Sherwin: After the war, did Oppenheimer join in with any of the groups?
Kimball Smith: As soon as he resigned from Los Alamos, he became a member of the Association of Los Alamos Scientists. By that time, there was forming in Washington a loose federation of atomic scientists, which within a few months, by January of 1946, expanded into the Association of American Scientists to include people who had not worked directly on the Manhattan Project. Oppenheimer felt that he already, as early as late May of 1945, had been called in as an advisor to the government. He felt that he could not take an active part. He was busy, extremely busy. But he remained throughout the next year or two a kind of quiet, private advisor to the young men who began to direct the Washington organization. So he was very much in evidence, but only in the internal workings of it.
Sherwin: All right.
Kimball Smith: He did make public statements during this period. But he was unfamiliar with this role of private advisor. I suspect it impressed him. He found Henry Stimson, the Secretary of War, to be a very congenial and impressive person, as I think most people did who worked with Stimson. Stimson had adopted the idea of international control during the war.

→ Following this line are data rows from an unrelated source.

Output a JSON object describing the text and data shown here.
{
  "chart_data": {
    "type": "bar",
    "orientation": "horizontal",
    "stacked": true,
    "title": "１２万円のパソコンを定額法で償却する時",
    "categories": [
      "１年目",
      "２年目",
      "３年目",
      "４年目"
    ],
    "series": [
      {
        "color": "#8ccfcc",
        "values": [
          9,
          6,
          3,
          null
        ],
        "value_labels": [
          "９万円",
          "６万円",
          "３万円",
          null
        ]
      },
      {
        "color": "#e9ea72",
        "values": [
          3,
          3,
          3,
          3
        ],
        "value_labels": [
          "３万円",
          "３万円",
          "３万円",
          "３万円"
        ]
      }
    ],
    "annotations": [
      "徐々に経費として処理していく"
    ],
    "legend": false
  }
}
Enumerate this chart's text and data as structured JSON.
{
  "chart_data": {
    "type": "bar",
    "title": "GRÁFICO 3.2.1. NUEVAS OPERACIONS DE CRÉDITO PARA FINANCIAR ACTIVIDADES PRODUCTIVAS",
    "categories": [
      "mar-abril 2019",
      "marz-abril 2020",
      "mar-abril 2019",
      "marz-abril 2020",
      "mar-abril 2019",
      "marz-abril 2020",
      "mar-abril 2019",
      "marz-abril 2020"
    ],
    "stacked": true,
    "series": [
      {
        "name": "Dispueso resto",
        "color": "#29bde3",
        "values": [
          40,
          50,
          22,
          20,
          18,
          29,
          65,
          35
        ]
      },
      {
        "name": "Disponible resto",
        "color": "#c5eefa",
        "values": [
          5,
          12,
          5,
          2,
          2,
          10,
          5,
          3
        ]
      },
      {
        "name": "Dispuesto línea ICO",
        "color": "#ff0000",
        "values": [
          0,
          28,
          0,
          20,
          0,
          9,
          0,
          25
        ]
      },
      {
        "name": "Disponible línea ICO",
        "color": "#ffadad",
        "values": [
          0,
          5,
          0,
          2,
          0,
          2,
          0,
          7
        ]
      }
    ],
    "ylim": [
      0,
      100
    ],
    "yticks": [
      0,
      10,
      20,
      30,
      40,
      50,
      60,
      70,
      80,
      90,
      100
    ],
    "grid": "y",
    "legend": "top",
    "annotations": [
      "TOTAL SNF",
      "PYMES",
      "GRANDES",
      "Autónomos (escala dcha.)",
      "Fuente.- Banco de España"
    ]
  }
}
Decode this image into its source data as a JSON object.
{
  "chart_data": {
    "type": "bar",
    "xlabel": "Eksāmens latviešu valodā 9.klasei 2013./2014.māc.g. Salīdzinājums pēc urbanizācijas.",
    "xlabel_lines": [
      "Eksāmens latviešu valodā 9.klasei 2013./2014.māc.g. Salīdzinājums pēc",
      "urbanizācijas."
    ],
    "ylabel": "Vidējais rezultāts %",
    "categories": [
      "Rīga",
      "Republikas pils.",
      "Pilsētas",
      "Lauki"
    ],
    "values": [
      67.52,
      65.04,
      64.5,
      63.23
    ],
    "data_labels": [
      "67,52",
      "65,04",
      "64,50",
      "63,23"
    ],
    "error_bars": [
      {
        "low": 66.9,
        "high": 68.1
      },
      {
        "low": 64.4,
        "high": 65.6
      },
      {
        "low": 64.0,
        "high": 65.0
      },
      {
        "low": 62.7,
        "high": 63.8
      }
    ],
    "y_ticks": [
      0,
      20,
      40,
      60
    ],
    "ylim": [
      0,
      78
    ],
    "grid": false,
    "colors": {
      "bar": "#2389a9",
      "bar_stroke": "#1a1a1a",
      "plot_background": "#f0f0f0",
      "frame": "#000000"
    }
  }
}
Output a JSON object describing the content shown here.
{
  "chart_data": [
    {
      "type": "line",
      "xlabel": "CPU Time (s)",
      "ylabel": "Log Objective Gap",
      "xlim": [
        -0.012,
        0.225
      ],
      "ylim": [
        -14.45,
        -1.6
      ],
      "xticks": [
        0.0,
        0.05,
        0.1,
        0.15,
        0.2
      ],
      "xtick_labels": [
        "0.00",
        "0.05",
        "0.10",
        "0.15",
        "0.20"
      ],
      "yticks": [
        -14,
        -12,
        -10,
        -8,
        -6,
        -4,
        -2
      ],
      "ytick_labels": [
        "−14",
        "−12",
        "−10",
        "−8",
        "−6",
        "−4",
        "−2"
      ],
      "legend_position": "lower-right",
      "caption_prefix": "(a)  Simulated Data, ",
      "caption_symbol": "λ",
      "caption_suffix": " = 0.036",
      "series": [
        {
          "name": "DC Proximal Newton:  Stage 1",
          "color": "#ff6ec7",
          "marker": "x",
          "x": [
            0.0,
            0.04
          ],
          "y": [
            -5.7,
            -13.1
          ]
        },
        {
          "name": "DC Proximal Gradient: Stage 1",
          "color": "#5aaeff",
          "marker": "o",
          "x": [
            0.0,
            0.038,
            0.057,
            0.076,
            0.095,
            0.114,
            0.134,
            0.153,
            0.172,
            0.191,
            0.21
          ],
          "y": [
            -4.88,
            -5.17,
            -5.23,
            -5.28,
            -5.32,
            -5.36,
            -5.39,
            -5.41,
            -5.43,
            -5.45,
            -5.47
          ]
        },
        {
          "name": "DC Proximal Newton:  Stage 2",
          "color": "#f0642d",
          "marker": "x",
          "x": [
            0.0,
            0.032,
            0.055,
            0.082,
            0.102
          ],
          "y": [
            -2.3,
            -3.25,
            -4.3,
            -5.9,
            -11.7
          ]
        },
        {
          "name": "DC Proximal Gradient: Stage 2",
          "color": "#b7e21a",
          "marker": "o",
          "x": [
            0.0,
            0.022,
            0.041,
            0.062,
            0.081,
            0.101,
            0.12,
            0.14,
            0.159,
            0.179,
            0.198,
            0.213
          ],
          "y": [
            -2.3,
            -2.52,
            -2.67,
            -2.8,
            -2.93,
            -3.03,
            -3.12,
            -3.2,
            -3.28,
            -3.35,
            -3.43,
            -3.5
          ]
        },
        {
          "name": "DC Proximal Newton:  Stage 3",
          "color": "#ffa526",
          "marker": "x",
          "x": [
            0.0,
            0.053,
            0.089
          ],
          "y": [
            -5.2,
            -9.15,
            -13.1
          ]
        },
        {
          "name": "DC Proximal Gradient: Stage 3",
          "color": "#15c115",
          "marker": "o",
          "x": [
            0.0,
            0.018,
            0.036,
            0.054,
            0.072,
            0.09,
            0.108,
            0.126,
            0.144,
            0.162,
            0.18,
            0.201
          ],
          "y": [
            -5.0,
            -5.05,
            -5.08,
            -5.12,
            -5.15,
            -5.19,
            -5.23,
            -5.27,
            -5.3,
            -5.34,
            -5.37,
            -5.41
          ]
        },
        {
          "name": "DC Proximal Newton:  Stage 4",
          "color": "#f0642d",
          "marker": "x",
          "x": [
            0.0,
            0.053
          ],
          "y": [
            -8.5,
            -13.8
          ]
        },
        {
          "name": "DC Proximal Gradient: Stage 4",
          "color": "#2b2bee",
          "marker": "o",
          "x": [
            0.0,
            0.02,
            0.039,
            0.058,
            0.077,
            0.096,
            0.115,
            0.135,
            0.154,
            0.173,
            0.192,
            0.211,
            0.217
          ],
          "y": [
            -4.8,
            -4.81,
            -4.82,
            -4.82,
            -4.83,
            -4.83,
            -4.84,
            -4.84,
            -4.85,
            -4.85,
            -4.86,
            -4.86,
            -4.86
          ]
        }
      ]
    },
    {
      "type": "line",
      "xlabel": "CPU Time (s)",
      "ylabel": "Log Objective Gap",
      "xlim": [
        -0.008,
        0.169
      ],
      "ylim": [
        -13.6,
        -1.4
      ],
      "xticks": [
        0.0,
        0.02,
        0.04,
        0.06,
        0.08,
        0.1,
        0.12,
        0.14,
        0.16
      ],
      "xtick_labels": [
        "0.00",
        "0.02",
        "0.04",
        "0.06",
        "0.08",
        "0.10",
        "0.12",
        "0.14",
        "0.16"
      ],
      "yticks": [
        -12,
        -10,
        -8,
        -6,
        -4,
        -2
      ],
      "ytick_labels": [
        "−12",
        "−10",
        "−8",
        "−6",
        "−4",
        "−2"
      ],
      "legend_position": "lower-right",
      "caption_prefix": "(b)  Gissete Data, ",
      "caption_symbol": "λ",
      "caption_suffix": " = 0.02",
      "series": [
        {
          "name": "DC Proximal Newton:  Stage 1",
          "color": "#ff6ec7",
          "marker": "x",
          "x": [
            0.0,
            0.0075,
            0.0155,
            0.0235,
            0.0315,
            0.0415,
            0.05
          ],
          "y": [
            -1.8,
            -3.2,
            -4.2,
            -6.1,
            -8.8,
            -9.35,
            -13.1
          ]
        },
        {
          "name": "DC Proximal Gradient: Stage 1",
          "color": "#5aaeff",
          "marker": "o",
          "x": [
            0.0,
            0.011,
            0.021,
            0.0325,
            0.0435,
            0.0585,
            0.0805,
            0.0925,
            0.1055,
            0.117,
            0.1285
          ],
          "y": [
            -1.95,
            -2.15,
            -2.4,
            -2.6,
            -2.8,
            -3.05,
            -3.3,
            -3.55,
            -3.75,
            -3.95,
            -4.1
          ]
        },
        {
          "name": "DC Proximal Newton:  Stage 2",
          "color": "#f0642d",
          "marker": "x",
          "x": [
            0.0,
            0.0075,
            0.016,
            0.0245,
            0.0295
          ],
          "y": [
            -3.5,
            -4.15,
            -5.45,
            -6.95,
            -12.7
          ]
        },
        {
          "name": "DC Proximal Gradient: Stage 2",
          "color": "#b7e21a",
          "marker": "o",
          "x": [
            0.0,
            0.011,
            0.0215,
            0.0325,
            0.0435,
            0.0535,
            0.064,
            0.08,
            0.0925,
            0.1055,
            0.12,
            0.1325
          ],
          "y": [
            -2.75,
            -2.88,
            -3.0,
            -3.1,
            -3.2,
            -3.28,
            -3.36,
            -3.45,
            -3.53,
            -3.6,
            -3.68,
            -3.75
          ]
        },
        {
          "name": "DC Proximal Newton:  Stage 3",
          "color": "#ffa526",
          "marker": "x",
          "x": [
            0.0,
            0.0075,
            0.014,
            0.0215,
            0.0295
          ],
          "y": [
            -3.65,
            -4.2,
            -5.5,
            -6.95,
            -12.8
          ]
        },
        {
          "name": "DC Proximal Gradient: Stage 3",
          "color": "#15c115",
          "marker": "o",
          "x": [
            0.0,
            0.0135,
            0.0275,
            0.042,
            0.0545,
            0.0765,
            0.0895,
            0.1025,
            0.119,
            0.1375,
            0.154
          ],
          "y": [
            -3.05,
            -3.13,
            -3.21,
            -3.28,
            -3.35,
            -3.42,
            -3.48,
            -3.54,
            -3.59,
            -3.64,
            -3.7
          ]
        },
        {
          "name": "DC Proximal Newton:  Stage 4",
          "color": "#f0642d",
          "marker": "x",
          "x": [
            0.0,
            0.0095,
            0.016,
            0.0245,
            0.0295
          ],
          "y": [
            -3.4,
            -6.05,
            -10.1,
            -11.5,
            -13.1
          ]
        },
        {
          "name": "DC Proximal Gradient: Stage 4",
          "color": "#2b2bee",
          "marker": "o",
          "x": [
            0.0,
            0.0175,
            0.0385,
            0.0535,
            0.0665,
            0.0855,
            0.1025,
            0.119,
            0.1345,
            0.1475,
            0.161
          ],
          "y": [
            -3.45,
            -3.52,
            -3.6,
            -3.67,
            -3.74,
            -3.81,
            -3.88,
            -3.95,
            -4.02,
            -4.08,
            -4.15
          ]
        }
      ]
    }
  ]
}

He had adopted it, as many people have not realized, from Vannevar Bush and James Conant, who were at the head of the technical part of the Manhattan Project. They were the ones who had really introduced the idea into official thinking. So Oppenheimer felt his responsibility as an advisor as early as that, and so was rather guarded in what he said publicly. He did testify before congressional committees, but always in this kind of dual role as scientist and advisor.